Read the original article from Men’s Journal.

It’s late afternoon at Peter Welch’s Gym in South Boston. A couple of boxers methodically work their way around the ring, hitting their trainers’ pads with an unlikely combination of determination and boredom. The after-work crowd has begun arriving and the gym will soon be bustling with the young professionals who come in for the fighter-conditioning class. Pete Welch watches over both the heavy hitters and the dilettantes.

Welch, a 42-year-old native of the hardscrabble neighborhood, has made a nice living for himself by opening his old-school boxing gym to the recent arrivals gentrifying Southie. He doesn’t want the area’s boxing tradition to become nothing more than a great premise for a movie starring one or two Afflecks. He’s committed to the ongoing health of the sport that gave his life its purpose, and if that means opening a gym to cater to fitness buffs, that’s what he’s going to do. The important thing is that he’s bringing his committed boxers to a national audience. Having a TV show helps.

“The Fighters,” about men training at Welch’s gym, is the Discovery Channel’s latest ode to the joys of manhood. And probably its grittiest.

If it weren’t for his own discovery of boxing at a young age, Welch says in a heavy Boston accent, he might have ended up “in Walpole,” where the maximum-security state prison is located. “My buddies would be out drinking at one in the morning,” he says, “and I’d run by them.”

In his fighting days, Welch became friends with a peer named Dana White, who badgered him for information about the local fight scene. “I couldn’t get rid of the guy,” he jokes. Somewhat ironically, White went on to become president of the Ultimate Fighting Championship, the mixed martial arts dynasty that has spent the last decade drawing interest away from boxing. Whether White decided to executive produce “The Fighters” as an act of penance or passion is unclear, but its an old-school fight show pitting amateurs from various Boston gyms against each other.

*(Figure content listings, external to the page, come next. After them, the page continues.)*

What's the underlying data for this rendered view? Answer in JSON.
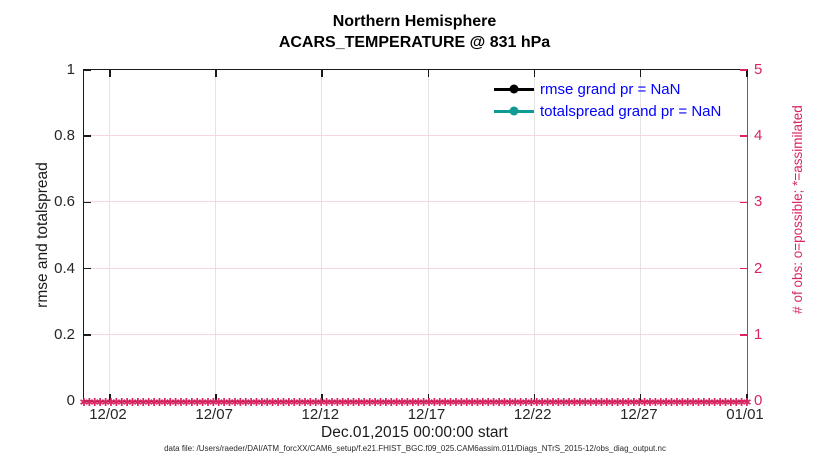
{
  "chart_data": {
    "type": "line",
    "title": "Northern Hemisphere",
    "subtitle": "ACARS_TEMPERATURE @ 831 hPa",
    "xlabel": "Dec.01,2015 00:00:00 start",
    "x_tick_labels": [
      "12/02",
      "12/07",
      "12/12",
      "12/17",
      "12/22",
      "12/27",
      "01/01"
    ],
    "y_left": {
      "label": "rmse and totalspread",
      "tick_labels": [
        "0",
        "0.2",
        "0.4",
        "0.6",
        "0.8",
        "1"
      ],
      "ticks": [
        0,
        0.2,
        0.4,
        0.6,
        0.8,
        1
      ],
      "range": [
        0,
        1
      ],
      "color": "#1a1a1a"
    },
    "y_right": {
      "label": "# of obs: o=possible; *=assimilated",
      "tick_labels": [
        "0",
        "1",
        "2",
        "3",
        "4",
        "5"
      ],
      "ticks": [
        0,
        1,
        2,
        3,
        4,
        5
      ],
      "range": [
        0,
        5
      ],
      "color": "#d92561"
    },
    "grid": true,
    "legend_position": "top-right",
    "series": [
      {
        "name": "rmse grand pr = NaN",
        "color": "#000000",
        "marker": "circle",
        "grand_pr": "NaN",
        "values": []
      },
      {
        "name": "totalspread grand pr = NaN",
        "color": "#0e9b94",
        "marker": "circle",
        "grand_pr": "NaN",
        "values": []
      }
    ],
    "obs_count_markers": {
      "glyph": "✱",
      "color": "#d92561",
      "value_on_right_axis": 0,
      "count": 124
    },
    "legend_text_color": "#0000ff",
    "annotation": "data file: /Users/raeder/DAI/ATM_forcXX/CAM6_setup/f.e21.FHIST_BGC.f09_025.CAM6assim.011/Diags_NTrS_2015-12/obs_diag_output.nc"
  }
}
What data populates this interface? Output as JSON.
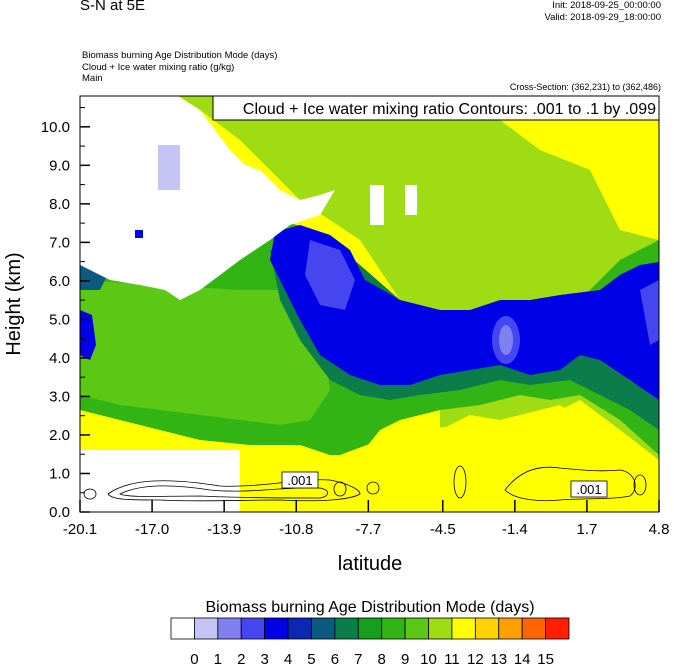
{
  "header": {
    "title": "S-N at 5E",
    "init": "Init: 2018-09-25_00:00:00",
    "valid": "Valid: 2018-09-29_18:00:00",
    "field1": "Biomass burning Age Distribution Mode   (days)",
    "field2": "Cloud + Ice water mixing ratio   (g/kg)",
    "field3": "Main",
    "cross_section": "Cross-Section: (362,231) to (362,486)"
  },
  "chart_data": {
    "type": "heatmap",
    "title": "",
    "xlabel": "latitude",
    "ylabel": "Height (km)",
    "xlim": [
      -20.1,
      4.8
    ],
    "ylim": [
      0.0,
      10.8
    ],
    "x_ticks": [
      "-20.1",
      "-17.0",
      "-13.9",
      "-10.8",
      "-7.7",
      "-4.5",
      "-1.4",
      "1.7",
      "4.8"
    ],
    "y_ticks": [
      "0.0",
      "1.0",
      "2.0",
      "3.0",
      "4.0",
      "5.0",
      "6.0",
      "7.0",
      "8.0",
      "9.0",
      "10.0"
    ],
    "contour_annotation": "Cloud + Ice water mixing ratio Contours: .001 to .1 by .099",
    "contour_labels": [
      ".001",
      ".001"
    ],
    "colorbar": {
      "title": "Biomass burning Age Distribution Mode  (days)",
      "labels": [
        "0",
        "1",
        "2",
        "3",
        "4",
        "5",
        "6",
        "7",
        "8",
        "9",
        "10",
        "11",
        "12",
        "13",
        "14",
        "15"
      ],
      "colors": [
        "#ffffff",
        "#c4c4f5",
        "#8080f0",
        "#4646f0",
        "#0000e6",
        "#0a28b4",
        "#0a5a82",
        "#0a7d4b",
        "#14a01e",
        "#32b414",
        "#5ac814",
        "#a0dc14",
        "#ffff00",
        "#ffd200",
        "#ffa000",
        "#ff6400",
        "#ff1e00"
      ]
    }
  }
}
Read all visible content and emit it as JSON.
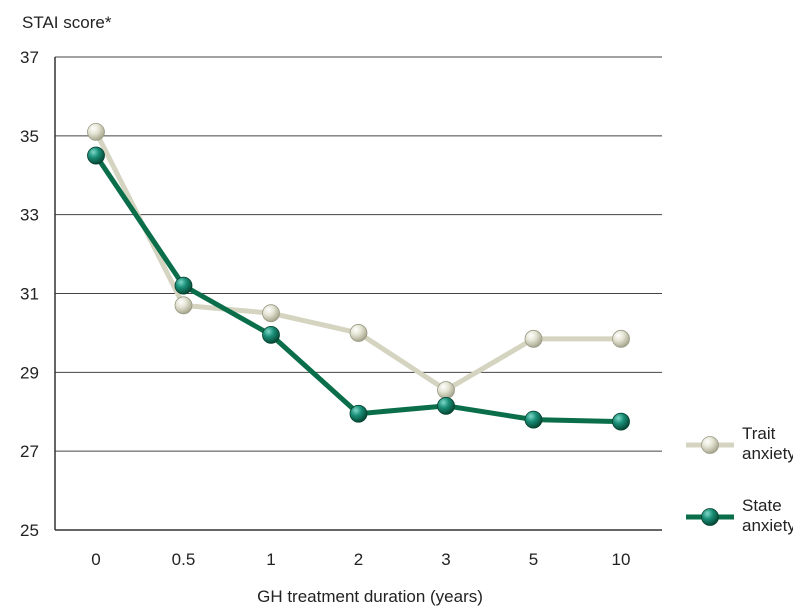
{
  "chart_data": {
    "type": "line",
    "title": "",
    "ylabel": "STAI score*",
    "xlabel": "GH treatment duration (years)",
    "categories": [
      "0",
      "0.5",
      "1",
      "2",
      "3",
      "5",
      "10"
    ],
    "y_ticks": [
      "25",
      "27",
      "29",
      "31",
      "33",
      "35",
      "37"
    ],
    "ylim": [
      25,
      37
    ],
    "grid": true,
    "legend_position": "right",
    "series": [
      {
        "name": "Trait anxiety",
        "name_lines": [
          "Trait",
          "anxiety"
        ],
        "color": "#d4d4c0",
        "values": [
          35.1,
          30.7,
          30.5,
          30.0,
          28.55,
          29.85,
          29.85
        ]
      },
      {
        "name": "State anxiety",
        "name_lines": [
          "State",
          "anxiety"
        ],
        "color": "#0a6e4a",
        "values": [
          34.5,
          31.2,
          29.95,
          27.95,
          28.15,
          27.8,
          27.75
        ]
      }
    ]
  }
}
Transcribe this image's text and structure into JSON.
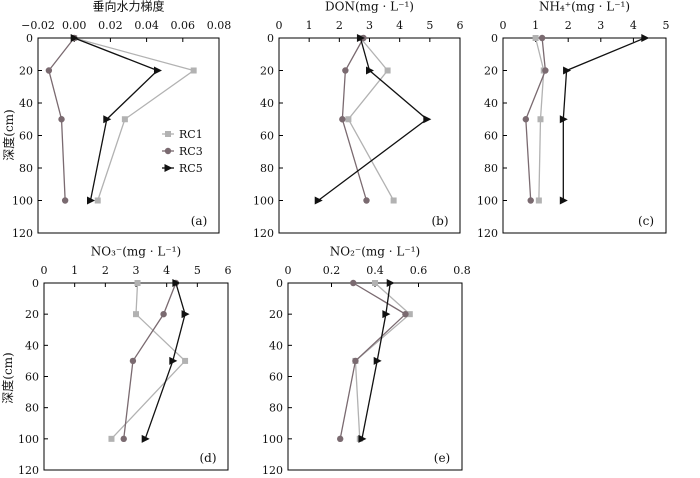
{
  "chart_data": [
    {
      "type": "line",
      "panel": "(a)",
      "title": "垂向水力梯度",
      "ylabel": "深度(cm)",
      "xlim": [
        -0.02,
        0.08
      ],
      "ylim": [
        0,
        120
      ],
      "x_ticks": [
        "−0.02",
        "0.00",
        "0.02",
        "0.04",
        "0.06",
        "0.08"
      ],
      "y_ticks": [
        "0",
        "20",
        "40",
        "60",
        "80",
        "100",
        "120"
      ],
      "legend": "right-middle",
      "series": [
        {
          "name": "RC1",
          "color": "#b2b2b2",
          "marker": "square",
          "x": [
            0.0,
            0.066,
            0.028,
            0.013
          ],
          "y": [
            0,
            20,
            50,
            100
          ]
        },
        {
          "name": "RC3",
          "color": "#7a6a70",
          "marker": "circle",
          "x": [
            0.0,
            -0.014,
            -0.007,
            -0.005
          ],
          "y": [
            0,
            20,
            50,
            100
          ]
        },
        {
          "name": "RC5",
          "color": "#111111",
          "marker": "triangle",
          "x": [
            0.0,
            0.046,
            0.018,
            0.009
          ],
          "y": [
            0,
            20,
            50,
            100
          ]
        }
      ]
    },
    {
      "type": "line",
      "panel": "(b)",
      "title": "DON(mg · L⁻¹)",
      "xlim": [
        0,
        6
      ],
      "ylim": [
        0,
        120
      ],
      "x_ticks": [
        "0",
        "1",
        "2",
        "3",
        "4",
        "5",
        "6"
      ],
      "y_ticks": [
        "0",
        "20",
        "40",
        "60",
        "80",
        "100",
        "120"
      ],
      "series": [
        {
          "name": "RC1",
          "color": "#b2b2b2",
          "marker": "square",
          "x": [
            2.7,
            3.6,
            2.3,
            3.8
          ],
          "y": [
            0,
            20,
            50,
            100
          ]
        },
        {
          "name": "RC3",
          "color": "#7a6a70",
          "marker": "circle",
          "x": [
            2.8,
            2.2,
            2.1,
            2.9
          ],
          "y": [
            0,
            20,
            50,
            100
          ]
        },
        {
          "name": "RC5",
          "color": "#111111",
          "marker": "triangle",
          "x": [
            2.7,
            3.0,
            4.9,
            1.3
          ],
          "y": [
            0,
            20,
            50,
            100
          ]
        }
      ]
    },
    {
      "type": "line",
      "panel": "(c)",
      "title": "NH₄⁺(mg · L⁻¹)",
      "xlim": [
        0,
        5
      ],
      "ylim": [
        0,
        120
      ],
      "x_ticks": [
        "0",
        "1",
        "2",
        "3",
        "4",
        "5"
      ],
      "y_ticks": [
        "0",
        "20",
        "40",
        "60",
        "80",
        "100",
        "120"
      ],
      "series": [
        {
          "name": "RC1",
          "color": "#b2b2b2",
          "marker": "square",
          "x": [
            1.0,
            1.25,
            1.15,
            1.1
          ],
          "y": [
            0,
            20,
            50,
            100
          ]
        },
        {
          "name": "RC3",
          "color": "#7a6a70",
          "marker": "circle",
          "x": [
            1.2,
            1.3,
            0.7,
            0.85
          ],
          "y": [
            0,
            20,
            50,
            100
          ]
        },
        {
          "name": "RC5",
          "color": "#111111",
          "marker": "triangle",
          "x": [
            4.35,
            1.95,
            1.85,
            1.85
          ],
          "y": [
            0,
            20,
            50,
            100
          ]
        }
      ]
    },
    {
      "type": "line",
      "panel": "(d)",
      "title": "NO₃⁻(mg · L⁻¹)",
      "ylabel": "深度(cm)",
      "xlim": [
        0,
        6
      ],
      "ylim": [
        0,
        120
      ],
      "x_ticks": [
        "0",
        "1",
        "2",
        "3",
        "4",
        "5",
        "6"
      ],
      "y_ticks": [
        "0",
        "20",
        "40",
        "60",
        "80",
        "100",
        "120"
      ],
      "series": [
        {
          "name": "RC1",
          "color": "#b2b2b2",
          "marker": "square",
          "x": [
            3.05,
            3.0,
            4.6,
            2.2
          ],
          "y": [
            0,
            20,
            50,
            100
          ]
        },
        {
          "name": "RC3",
          "color": "#7a6a70",
          "marker": "circle",
          "x": [
            4.3,
            3.9,
            2.9,
            2.6
          ],
          "y": [
            0,
            20,
            50,
            100
          ]
        },
        {
          "name": "RC5",
          "color": "#111111",
          "marker": "triangle",
          "x": [
            4.3,
            4.6,
            4.2,
            3.3
          ],
          "y": [
            0,
            20,
            50,
            100
          ]
        }
      ]
    },
    {
      "type": "line",
      "panel": "(e)",
      "title": "NO₂⁻(mg · L⁻¹)",
      "xlim": [
        0,
        0.8
      ],
      "ylim": [
        0,
        120
      ],
      "x_ticks": [
        "0",
        "0.2",
        "0.4",
        "0.6",
        "0.8"
      ],
      "y_ticks": [
        "0",
        "20",
        "40",
        "60",
        "80",
        "100",
        "120"
      ],
      "series": [
        {
          "name": "RC1",
          "color": "#b2b2b2",
          "marker": "square",
          "x": [
            0.4,
            0.56,
            0.31,
            0.33
          ],
          "y": [
            0,
            20,
            50,
            100
          ]
        },
        {
          "name": "RC3",
          "color": "#7a6a70",
          "marker": "circle",
          "x": [
            0.3,
            0.54,
            0.31,
            0.24
          ],
          "y": [
            0,
            20,
            50,
            100
          ]
        },
        {
          "name": "RC5",
          "color": "#111111",
          "marker": "triangle",
          "x": [
            0.47,
            0.45,
            0.41,
            0.34
          ],
          "y": [
            0,
            20,
            50,
            100
          ]
        }
      ]
    }
  ]
}
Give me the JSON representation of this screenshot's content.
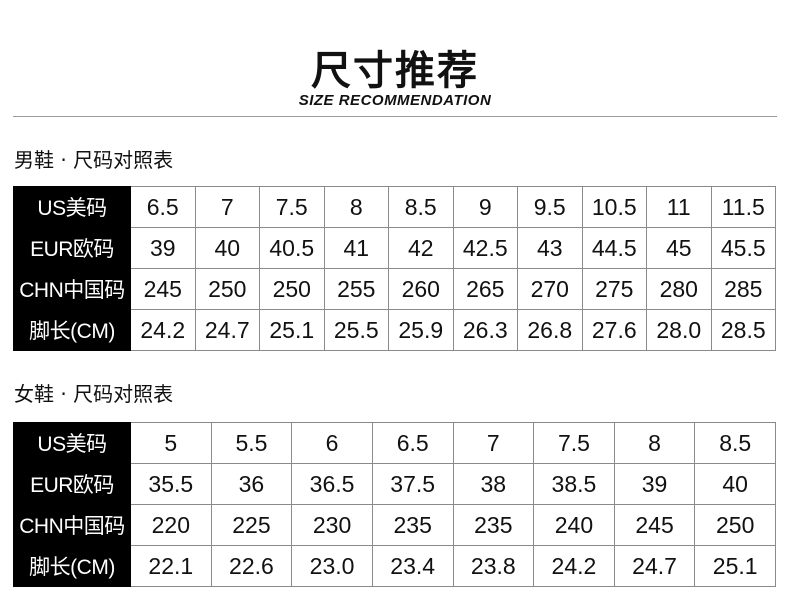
{
  "header": {
    "title": "尺寸推荐",
    "subtitle": "SIZE RECOMMENDATION"
  },
  "men": {
    "label": "男鞋 · 尺码对照表",
    "rows": [
      {
        "label": "US美码",
        "values": [
          "6.5",
          "7",
          "7.5",
          "8",
          "8.5",
          "9",
          "9.5",
          "10.5",
          "11",
          "11.5"
        ]
      },
      {
        "label": "EUR欧码",
        "values": [
          "39",
          "40",
          "40.5",
          "41",
          "42",
          "42.5",
          "43",
          "44.5",
          "45",
          "45.5"
        ]
      },
      {
        "label": "CHN中国码",
        "values": [
          "245",
          "250",
          "250",
          "255",
          "260",
          "265",
          "270",
          "275",
          "280",
          "285"
        ]
      },
      {
        "label": "脚长(CM)",
        "values": [
          "24.2",
          "24.7",
          "25.1",
          "25.5",
          "25.9",
          "26.3",
          "26.8",
          "27.6",
          "28.0",
          "28.5"
        ]
      }
    ]
  },
  "women": {
    "label": "女鞋 · 尺码对照表",
    "rows": [
      {
        "label": "US美码",
        "values": [
          "5",
          "5.5",
          "6",
          "6.5",
          "7",
          "7.5",
          "8",
          "8.5"
        ]
      },
      {
        "label": "EUR欧码",
        "values": [
          "35.5",
          "36",
          "36.5",
          "37.5",
          "38",
          "38.5",
          "39",
          "40"
        ]
      },
      {
        "label": "CHN中国码",
        "values": [
          "220",
          "225",
          "230",
          "235",
          "235",
          "240",
          "245",
          "250"
        ]
      },
      {
        "label": "脚长(CM)",
        "values": [
          "22.1",
          "22.6",
          "23.0",
          "23.4",
          "23.8",
          "24.2",
          "24.7",
          "25.1"
        ]
      }
    ]
  }
}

Boston was once a hub of boxing, notes Tommy Connors, Welch’s lithe 70-year-old trainer who once scored a record-setting knockout at the old Boston Garden, flooring his opponent at the three-second mark of the first round. The Garden, he reminds a visitor, was originally built (like New York’s Madison Square Garden) for major boxing events. That was, Welch is quick to point out, back before the promoters showed up. “When the Mob ran it,” he adds, “it was probably more organized and healthy.” He wants to get back to that place by replacing enforcers with boom operators.

“This is a neighborhood sport,” Welch says. “That’s the bottom line…. You can’t influence all the people, but I know what means the world to me.”